On découvre aussi le rôle primordial des femmes qui ont eu une place importante dans ce récit. Présentes dans la lutte pour ouvrir les tombes, pour soutenir à l’époque leurs maris en prison, pour tenter de trouver des solutions afin d’obtenir des sépultures décentes pour les fusillés, pour s’occuper des enfants et gérer les deuils infantiles trop fréquents à l’époque. Une figure féminine est aussi présente tout le long du récit par la présence de la jeune jeune archéologue, enceinte qui s’engage dans sa relation avec les familles des défunts…
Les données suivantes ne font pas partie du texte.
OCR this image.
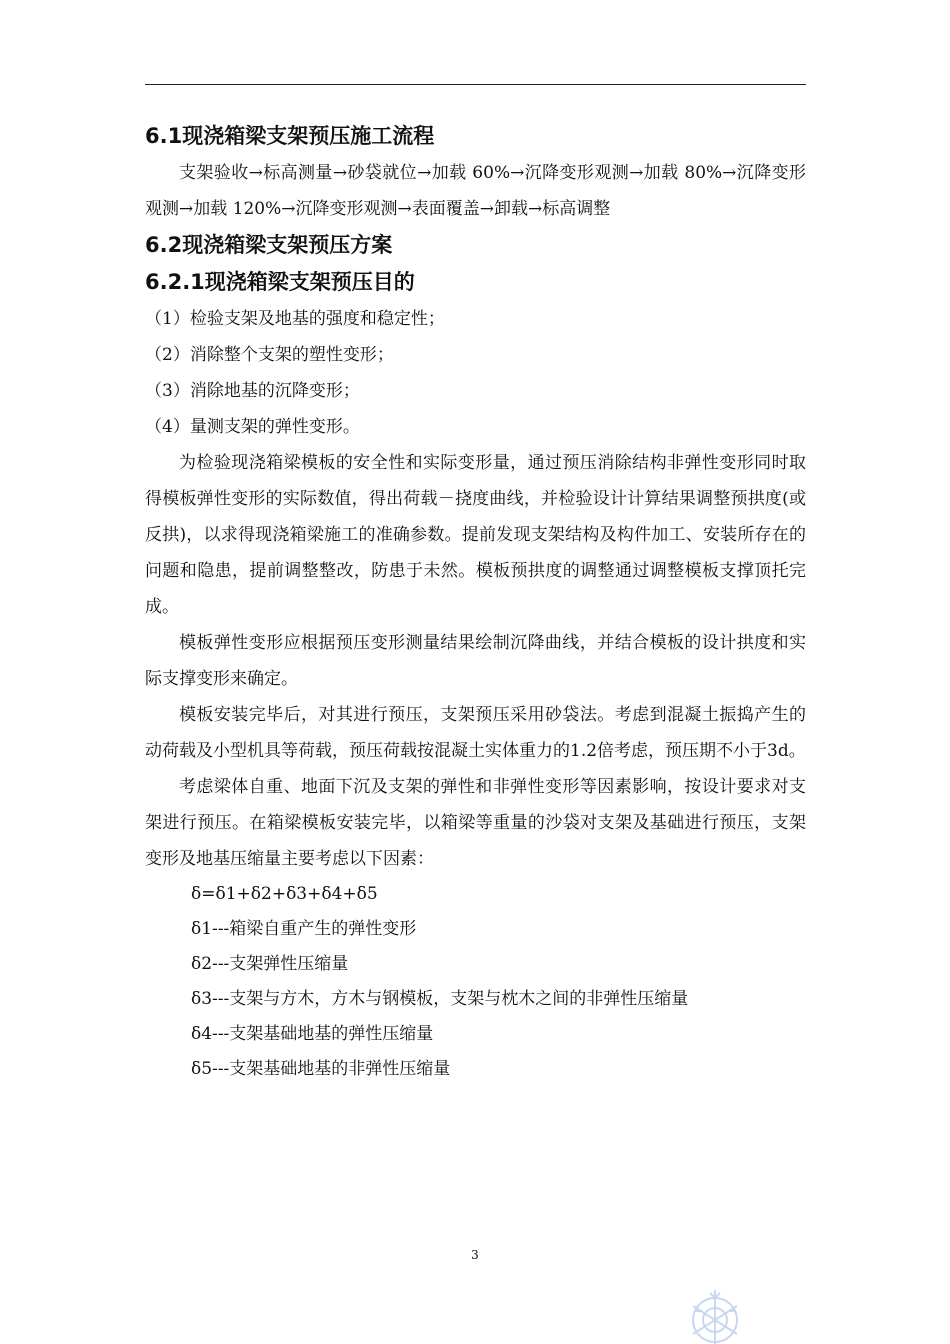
6.1现浇箱梁支架预压施工流程

支架验收→标高测量→砂袋就位→加载 60%→沉降变形观测→加载 80%→沉降变形观测→加载 120%→沉降变形观测→表面覆盖→卸载→标高调整

6.2现浇箱梁支架预压方案
6.2.1现浇箱梁支架预压目的

（1）检验支架及地基的强度和稳定性；

（2）消除整个支架的塑性变形；

（3）消除地基的沉降变形；

（4）量测支架的弹性变形。

为检验现浇箱梁模板的安全性和实际变形量，通过预压消除结构非弹性变形同时取得模板弹性变形的实际数值，得出荷载－挠度曲线，并检验设计计算结果调整预拱度(或反拱)，以求得现浇箱梁施工的准确参数。提前发现支架结构及构件加工、安装所存在的问题和隐患，提前调整整改，防患于未然。模板预拱度的调整通过调整模板支撑顶托完成。

模板弹性变形应根据预压变形测量结果绘制沉降曲线，并结合模板的设计拱度和实际支撑变形来确定。

模板安装完毕后，对其进行预压，支架预压采用砂袋法。考虑到混凝土振捣产生的动荷载及小型机具等荷载，预压荷载按混凝土实体重力的1.2倍考虑，预压期不小于3d。

考虑梁体自重、地面下沉及支架的弹性和非弹性变形等因素影响，按设计要求对支架进行预压。在箱梁模板安装完毕，以箱梁等重量的沙袋对支架及基础进行预压，支架变形及地基压缩量主要考虑以下因素：

δ=δ1+δ2+δ3+δ4+δ5

δ1---箱梁自重产生的弹性变形

δ2---支架弹性压缩量

δ3---支架与方木，方木与钢模板，支架与枕木之间的非弹性压缩量

δ4---支架基础地基的弹性压缩量

δ5---支架基础地基的非弹性压缩量

3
Une recherche longue et patiente
Outre le long travail de prospection accomplie par les auteurs pour reconstituer le récit et lui donner forme, les informations sur ces massacres avaient fait l’objet de recherche en amont.
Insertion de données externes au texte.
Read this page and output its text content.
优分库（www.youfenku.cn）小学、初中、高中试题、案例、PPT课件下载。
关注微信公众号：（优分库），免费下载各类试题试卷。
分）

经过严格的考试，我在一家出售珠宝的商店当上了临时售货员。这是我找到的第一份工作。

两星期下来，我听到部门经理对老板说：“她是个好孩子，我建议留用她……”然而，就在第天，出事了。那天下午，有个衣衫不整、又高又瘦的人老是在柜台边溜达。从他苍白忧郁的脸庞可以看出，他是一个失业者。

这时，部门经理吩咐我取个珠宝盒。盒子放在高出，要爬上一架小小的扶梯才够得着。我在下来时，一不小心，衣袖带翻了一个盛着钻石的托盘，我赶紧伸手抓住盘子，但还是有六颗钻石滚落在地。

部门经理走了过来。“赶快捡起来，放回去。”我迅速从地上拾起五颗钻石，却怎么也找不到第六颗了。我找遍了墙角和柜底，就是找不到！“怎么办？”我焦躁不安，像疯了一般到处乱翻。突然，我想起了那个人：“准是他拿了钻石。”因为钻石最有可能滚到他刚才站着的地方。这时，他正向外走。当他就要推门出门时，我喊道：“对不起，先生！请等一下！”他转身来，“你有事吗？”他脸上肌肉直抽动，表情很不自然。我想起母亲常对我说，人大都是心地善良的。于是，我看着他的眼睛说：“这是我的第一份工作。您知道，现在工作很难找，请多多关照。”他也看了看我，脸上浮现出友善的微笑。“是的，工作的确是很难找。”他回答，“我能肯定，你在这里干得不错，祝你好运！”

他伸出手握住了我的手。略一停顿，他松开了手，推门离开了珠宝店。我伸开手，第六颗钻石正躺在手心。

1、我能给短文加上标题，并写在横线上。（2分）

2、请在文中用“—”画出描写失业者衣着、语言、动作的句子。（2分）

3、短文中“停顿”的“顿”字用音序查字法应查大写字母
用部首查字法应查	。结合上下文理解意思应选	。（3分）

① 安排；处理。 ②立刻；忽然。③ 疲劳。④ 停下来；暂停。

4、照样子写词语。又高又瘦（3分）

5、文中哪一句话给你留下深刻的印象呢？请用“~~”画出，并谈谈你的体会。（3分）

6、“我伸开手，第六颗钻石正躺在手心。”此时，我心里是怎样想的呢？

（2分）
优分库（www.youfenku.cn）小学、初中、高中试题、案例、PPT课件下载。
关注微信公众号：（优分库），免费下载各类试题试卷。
Citons tout d’abord le travail de mémoire de Leoncio Badia, lui même, qui conservait des listes de noms, des fragments de vêtements, des boutons de tous les défunts. Pendant les fouilles archéologiques, au bout de 7 mois de travail, 144 victimes de la répression franquiste avaient été localisées, toutes fusillées entre le 27 et le 29 Aout ou les 11,12 et 14 septembre 1940. Pendant que la seconde guerre mondiale battait son plein, l’Espagne fasciste exécutait à tour de bras loin de toute communication internationale, Il existe 135 fosses communes dans le cimetière municipal de Paterna, 2200 personnes ont été assassinées dans les environs. Ce lieu est celui qui concentre le plus grand nombre de crimes contre l’humanité commis une fois la guerre civile terminée.
Un historien dans les années 80, s’est penché sur la question des fusillés de Paterna. Il s’agit de Vicent Gabarda, historien, chercheur et docteur en histoire de l’Université de Valence qui a établi, à partir des registres d’état civil, la liste des noms de fusillés. Cette première liste a été publiée dans un premier temps parue dans la revue El Tiempo mais Gabarda en aussi rédigé un ouvrage paru en 1933 intitulé Els afusellaments al Pais Valencia (1938-1956). Un autre ouvrage a suivi en 2020, El cost huma de la repressio al Pais Valencia (1936-1956) dont vous trouverez ici le lien de téléchargement partiel de l’ouvrage (écrit en catalan).
Dans les références de recherche sur les fosses communes il faut aussi noter l’ouvrage important de Santiago Massias et d’Emilio Silva Les fosses du franquisme publié en France en 2006 chez Calmann-Levy

Nous ne confluerons pas cet article sans remercier les auteurs de cette bande dessinée passionnante, touchante et parfois, bien sur cruelle, au regard des faits racontés. Mais la narration proposée est captivante, le graphisme de Paco Roca simple et tendre renforce l’humanité du récit. Une très belle réalisation, dans un album de près de 300 pages présenté à l’italienne qui montre une fois de plus que la bande dessinée n’est pas un sous art mais un excellent moyen pour raconter, communiquer, vulgariser et partager la connaissance historique. Nous continuerons sur ce site à proposer ce genre d’approche.